Geoffrey Marsh, chairman with Hampshire hirer Marsh Plant, complained two years ago that many trainees lacked ability and commitment. Four out of 10 apprentices he took on lost interest and left.

“Two of them simply said they couldn’t be doing with all the paperwork and they just disappeared,” says Mr Marsh.

Under contract to Marsh Plant, which had invested heavily in their aborted training, they simply vanished, owing their employer £1,000 apiece.

“We’ve had a much better success rate recently,” says Mr Marsh. “There are more people to choose from and they are more committed.

“We’ve found there are quite a few ex-truck drivers and ex-servicemen willing to re-train as crane operators, and that’s good for us because they have experience and their HGV licence reduces the amount of training we have to do.”

This year, Marsh Plant has put 10 job-seekers through crane foundation, slinging and signalling training, retaining eight of them as full-time apprentice operators.

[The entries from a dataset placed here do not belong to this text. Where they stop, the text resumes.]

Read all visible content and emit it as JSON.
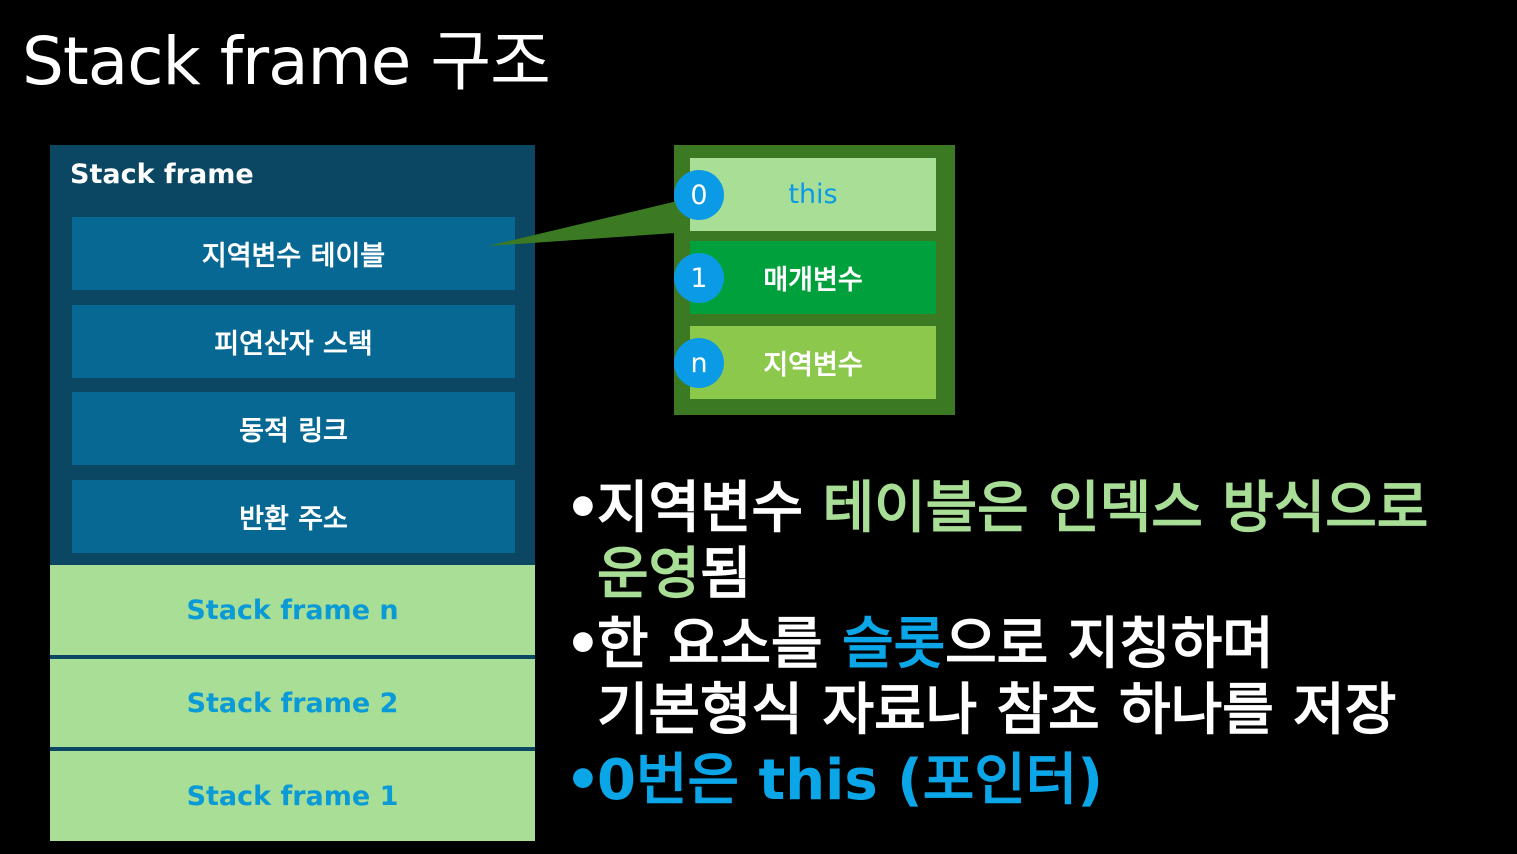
{
  "title": "Stack frame 구조",
  "stack": {
    "frame_label": "Stack frame",
    "frame_items": [
      "지역변수 테이블",
      "피연산자 스택",
      "동적 링크",
      "반환 주소"
    ],
    "lower_frames": [
      "Stack frame n",
      "Stack frame 2",
      "Stack frame 1"
    ]
  },
  "local_var_table": {
    "slots": [
      {
        "index": "0",
        "label": "this"
      },
      {
        "index": "1",
        "label": "매개변수"
      },
      {
        "index": "n",
        "label": "지역변수"
      }
    ]
  },
  "bullets": {
    "b1": {
      "dot": "•",
      "pre": "지역변수 ",
      "hl": "테이블은 인덱스 방식으로",
      "line2_hl": "운영",
      "line2_post": "됨"
    },
    "b2": {
      "dot": "•",
      "pre": "한 요소를 ",
      "hl": "슬롯",
      "post": "으로 지칭하며",
      "line2": "기본형식 자료나 참조 하나를 저장"
    },
    "b3": {
      "dot": "•",
      "text": "0번은 this (포인터)"
    }
  },
  "colors": {
    "background": "#000000",
    "frame_dark": "#0b4762",
    "frame_item": "#076893",
    "light_green": "#a8de96",
    "mid_green": "#00a03c",
    "lime_green": "#8cc84b",
    "table_border": "#3b7a23",
    "blue": "#0a9ae6"
  }
}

But now the company has put a freeze on operator recruitment, says technical director Shaun Leinster.

“We don’t need to recruit at the moment but we still get one or two CVs a week, mainly from fitters looking for work.”

So quickly has the skills shortage abated that it is hard to believe that only two years ago A-Plant was going all the way to Poland to recruit.

The job vacancies were mainly for fitters, drivers and sales staff, but the candidates were well-trained and of a high calibre.

“Some of the people we’ve interviewed are graduates,” says human resources manager Catherine Rose.

Homeward bound

Today we read about Polish migrant workers returning to their homeland where the economic downturn is less acute – although it is accelerating even there.

But the Polish workers A-Plant had been recruiting were not temporary staff. “Our recruits were all permanent,” says Ken Palframan, A-Plant human resources director.

“Our need was urgent at the time and we needed the skills straight away – that’s why we went to Poland. Now, the focus is on new apprentices, people who we can train up ourselves.”